Thursday, September 15, 2005

Puppy Blues part II

Well my pup has been growing. As has her mischief list. I once made the freudian slip of saying of calling her the master of the house. In many ways, she damn well is. :(


Two vets and me holding you down to clip your nails is ridiculous.

Biting the door frames will swifly result in mommy showing you the door.

Just because you have strong teeth now doesn't mean you need to remind us with a nibble every now and then.

Just because Juggie bites you back when you bite him, doesn't mean you can bite me n mommy for revenge.

All the yelping in the world won't save you when you've bitten mommy on her toe.

When I say sit, I mean on the floor; not on my face.

Running out of the house at light speed into the roads and forcing me to run barefooted and half naked through the streets is not amusing me.

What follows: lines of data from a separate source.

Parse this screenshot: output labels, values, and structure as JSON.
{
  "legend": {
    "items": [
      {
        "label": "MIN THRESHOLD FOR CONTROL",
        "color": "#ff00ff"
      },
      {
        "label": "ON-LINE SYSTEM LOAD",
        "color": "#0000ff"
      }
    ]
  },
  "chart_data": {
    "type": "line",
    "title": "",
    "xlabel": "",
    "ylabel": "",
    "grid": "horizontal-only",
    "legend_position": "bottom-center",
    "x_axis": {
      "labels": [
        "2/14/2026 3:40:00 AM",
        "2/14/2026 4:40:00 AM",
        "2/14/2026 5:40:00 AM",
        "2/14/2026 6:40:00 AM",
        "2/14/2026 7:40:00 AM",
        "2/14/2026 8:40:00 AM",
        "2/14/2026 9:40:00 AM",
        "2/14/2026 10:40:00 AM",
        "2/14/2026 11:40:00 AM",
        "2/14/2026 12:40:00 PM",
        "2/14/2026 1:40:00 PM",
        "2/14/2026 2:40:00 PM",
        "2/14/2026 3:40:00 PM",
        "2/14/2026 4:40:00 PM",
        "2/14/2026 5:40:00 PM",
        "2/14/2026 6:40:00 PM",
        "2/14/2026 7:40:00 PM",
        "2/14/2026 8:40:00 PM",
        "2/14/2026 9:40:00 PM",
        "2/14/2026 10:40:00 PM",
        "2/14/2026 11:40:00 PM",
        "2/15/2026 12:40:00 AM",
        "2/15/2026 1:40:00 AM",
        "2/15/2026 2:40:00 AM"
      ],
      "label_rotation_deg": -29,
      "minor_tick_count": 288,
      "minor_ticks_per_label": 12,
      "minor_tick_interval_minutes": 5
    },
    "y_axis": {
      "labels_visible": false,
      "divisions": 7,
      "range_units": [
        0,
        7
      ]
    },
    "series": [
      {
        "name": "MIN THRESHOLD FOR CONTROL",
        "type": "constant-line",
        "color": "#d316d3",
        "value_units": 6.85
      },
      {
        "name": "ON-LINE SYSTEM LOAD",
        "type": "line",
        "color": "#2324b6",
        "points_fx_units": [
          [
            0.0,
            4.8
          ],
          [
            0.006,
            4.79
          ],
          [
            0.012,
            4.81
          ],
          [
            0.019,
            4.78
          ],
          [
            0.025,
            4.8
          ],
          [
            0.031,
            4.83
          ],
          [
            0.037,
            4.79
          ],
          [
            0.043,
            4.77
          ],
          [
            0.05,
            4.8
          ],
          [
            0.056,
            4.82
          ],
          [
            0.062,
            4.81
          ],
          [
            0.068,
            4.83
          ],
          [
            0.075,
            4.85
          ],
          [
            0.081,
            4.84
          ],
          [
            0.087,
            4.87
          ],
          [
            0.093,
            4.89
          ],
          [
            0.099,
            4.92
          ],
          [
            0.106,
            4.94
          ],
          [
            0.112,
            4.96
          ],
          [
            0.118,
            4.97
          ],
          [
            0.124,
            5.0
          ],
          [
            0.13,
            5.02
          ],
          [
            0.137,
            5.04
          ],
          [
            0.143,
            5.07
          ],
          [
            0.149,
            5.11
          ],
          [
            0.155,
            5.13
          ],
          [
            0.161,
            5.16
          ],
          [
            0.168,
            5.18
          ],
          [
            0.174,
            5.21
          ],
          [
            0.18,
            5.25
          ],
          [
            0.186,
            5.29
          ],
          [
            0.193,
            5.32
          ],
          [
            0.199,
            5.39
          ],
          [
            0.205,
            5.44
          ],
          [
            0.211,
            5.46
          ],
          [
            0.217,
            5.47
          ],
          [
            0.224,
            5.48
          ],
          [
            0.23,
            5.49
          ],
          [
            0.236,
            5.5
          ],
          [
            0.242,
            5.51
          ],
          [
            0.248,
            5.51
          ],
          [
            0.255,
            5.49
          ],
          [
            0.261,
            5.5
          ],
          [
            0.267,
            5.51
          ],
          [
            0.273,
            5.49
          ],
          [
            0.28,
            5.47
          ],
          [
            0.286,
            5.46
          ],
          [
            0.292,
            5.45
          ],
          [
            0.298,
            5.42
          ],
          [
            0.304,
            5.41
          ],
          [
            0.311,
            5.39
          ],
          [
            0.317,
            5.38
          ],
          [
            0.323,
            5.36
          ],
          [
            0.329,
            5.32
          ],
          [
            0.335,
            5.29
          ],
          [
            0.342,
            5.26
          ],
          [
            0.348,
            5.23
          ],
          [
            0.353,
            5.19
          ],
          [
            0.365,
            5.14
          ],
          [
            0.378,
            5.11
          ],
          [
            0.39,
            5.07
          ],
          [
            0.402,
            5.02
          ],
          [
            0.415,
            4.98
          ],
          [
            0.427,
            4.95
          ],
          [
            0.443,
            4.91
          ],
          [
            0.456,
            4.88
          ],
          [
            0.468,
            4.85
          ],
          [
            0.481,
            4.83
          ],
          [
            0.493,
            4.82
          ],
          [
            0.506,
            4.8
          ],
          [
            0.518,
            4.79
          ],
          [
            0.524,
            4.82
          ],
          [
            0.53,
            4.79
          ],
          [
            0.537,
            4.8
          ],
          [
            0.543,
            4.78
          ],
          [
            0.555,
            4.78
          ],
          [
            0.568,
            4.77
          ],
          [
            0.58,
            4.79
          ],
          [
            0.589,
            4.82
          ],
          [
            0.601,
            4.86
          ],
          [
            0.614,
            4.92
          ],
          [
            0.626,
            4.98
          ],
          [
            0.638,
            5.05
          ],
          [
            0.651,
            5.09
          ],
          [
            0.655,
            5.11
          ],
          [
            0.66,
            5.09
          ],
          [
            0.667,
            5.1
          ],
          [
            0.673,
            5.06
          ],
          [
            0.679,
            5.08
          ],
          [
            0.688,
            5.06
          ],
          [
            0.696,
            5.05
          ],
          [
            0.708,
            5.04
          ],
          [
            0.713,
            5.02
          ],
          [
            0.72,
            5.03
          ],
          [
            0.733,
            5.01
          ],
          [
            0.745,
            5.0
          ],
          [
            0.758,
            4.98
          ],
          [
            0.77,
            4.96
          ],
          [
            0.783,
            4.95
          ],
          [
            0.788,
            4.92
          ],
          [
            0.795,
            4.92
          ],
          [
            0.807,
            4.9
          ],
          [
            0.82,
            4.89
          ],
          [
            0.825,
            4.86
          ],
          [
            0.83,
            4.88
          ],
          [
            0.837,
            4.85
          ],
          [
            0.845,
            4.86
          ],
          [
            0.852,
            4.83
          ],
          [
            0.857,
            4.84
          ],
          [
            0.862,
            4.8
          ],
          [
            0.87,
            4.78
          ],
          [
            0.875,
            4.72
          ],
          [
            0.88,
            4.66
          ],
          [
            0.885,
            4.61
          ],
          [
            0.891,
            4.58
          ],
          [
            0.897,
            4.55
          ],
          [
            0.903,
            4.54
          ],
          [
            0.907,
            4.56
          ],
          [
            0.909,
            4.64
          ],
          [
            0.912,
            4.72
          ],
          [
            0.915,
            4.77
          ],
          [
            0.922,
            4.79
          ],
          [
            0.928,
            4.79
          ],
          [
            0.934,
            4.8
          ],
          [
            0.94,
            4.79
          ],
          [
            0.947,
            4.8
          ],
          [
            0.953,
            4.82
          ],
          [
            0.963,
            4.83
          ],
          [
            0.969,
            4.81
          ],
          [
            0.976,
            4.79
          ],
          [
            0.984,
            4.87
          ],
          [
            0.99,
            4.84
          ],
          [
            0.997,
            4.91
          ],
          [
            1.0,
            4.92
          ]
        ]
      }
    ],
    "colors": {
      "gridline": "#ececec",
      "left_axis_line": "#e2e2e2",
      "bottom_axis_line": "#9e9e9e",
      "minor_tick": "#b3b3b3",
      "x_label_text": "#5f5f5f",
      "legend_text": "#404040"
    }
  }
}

There is a place for you to poop. Use it. At worst use Juggie's room.

Jumping high is good. Jumping bloody high is scary. Don't give me a heart attack everytime I find you at the top of my monitor or on top of the dinning table. I'm old.

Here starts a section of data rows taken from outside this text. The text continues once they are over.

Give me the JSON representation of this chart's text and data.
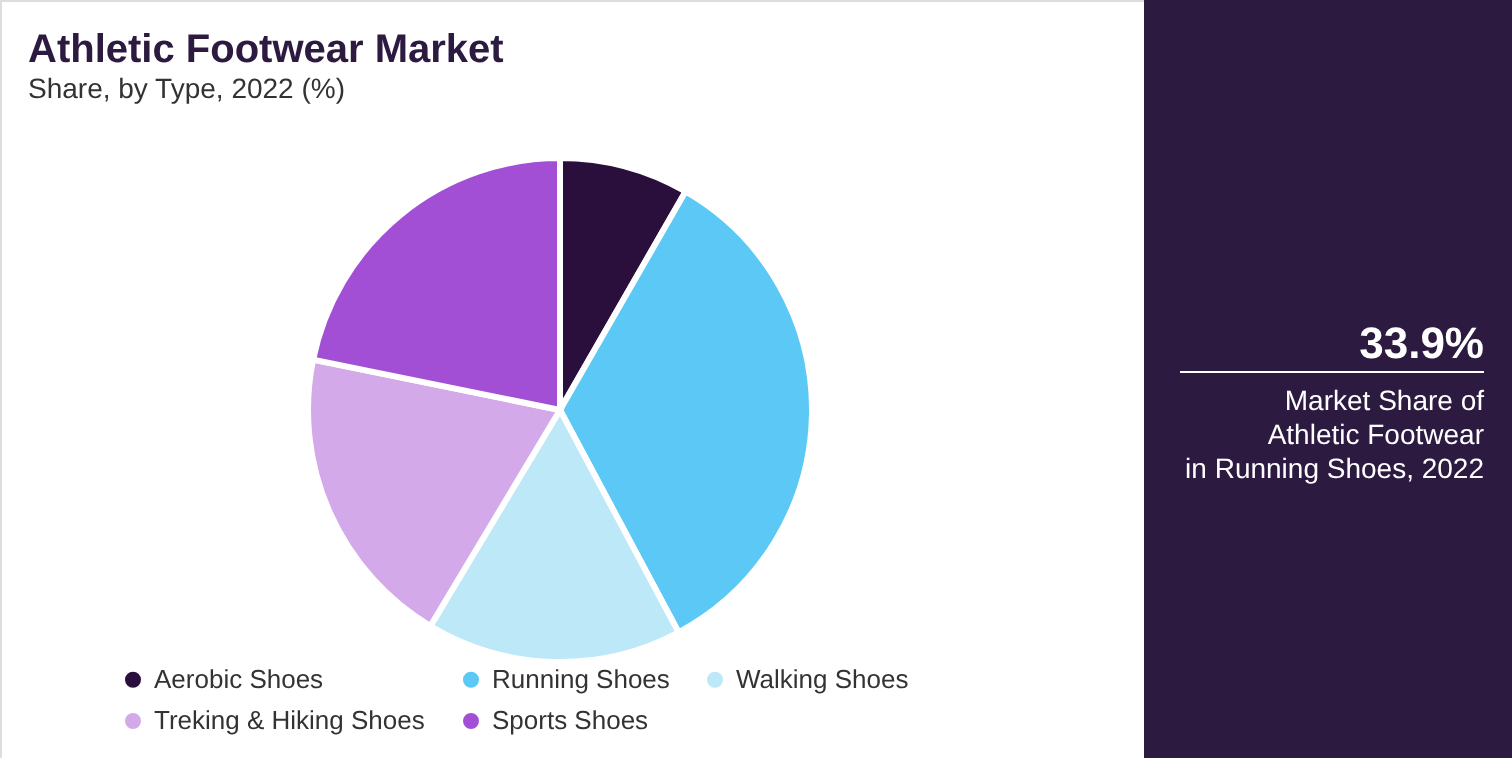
{
  "chart_data": {
    "type": "pie",
    "title": "Athletic Footwear Market",
    "subtitle": "Share, by Type, 2022 (%)",
    "categories": [
      "Aerobic Shoes",
      "Running Shoes",
      "Walking Shoes",
      "Treking & Hiking Shoes",
      "Sports Shoes"
    ],
    "values": [
      8.3,
      33.9,
      16.4,
      19.6,
      21.8
    ],
    "colors": [
      "#2a0f3d",
      "#5bc8f5",
      "#bde8f8",
      "#d4a9ea",
      "#a24fd6"
    ],
    "legend": "bottom",
    "annotations": [
      "33.9%",
      "Market Share of\nAthletic Footwear\nin Running Shoes, 2022"
    ]
  }
}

You leave your poop and pee around half the house. Please don't leave your fur in the other half.

Toys are supposed to last for months, not seconds. Get a freakin attention span already!

You're allowed to sit quietly. Theres no need to be hyperactive 24 hours a day. There's no rule in the doggy heaven book against that. At least theres DEFINITELY no rule against that in the master's handbook.

Not all visitors share my love for you. Jumping and licking them only scares the hell out of them. Be grateful I've managed to stop you from being kicked so far.

Licking some ones toes, then going for my face is a major no no. If I ever get althetes foot on my face, I'll know where to aim my vacuum cleaner.

Tripping mommy over the stairs results in a scolding. For ME! After the natterings about not training you properly, be sure that the newspaper will visit your bottom with impact!

Mommy is a bit slow. When she squeals in what she thinks is a cute baby voice, bear with her. Mistaking her for a dying rodent doesn't mean you can put her out of her misery with a chomp.

When we mix your regular food with meat treats, for heavens sake, PRETEND to eat SOME of the regular food. Don't divide out the treat and eat only that.

As people grow older, they mellow down. I SURE AS HELL HOPE THAT APPLIES TO YOU TOO!

I love my puppy... :D

2 comments:

Anonymous said...

Cute story about the puppy...a bit of trouble but they're worth it.... Makes me want a puppy!!

W

Anonymous said...

good thing we didn't name her "lady" aye? ;) considering her "dominion" over mankind,she should have been named "princess" instead of "baby" =P but no doubt, baby's way adorable.more hyper than my jack russell,summer!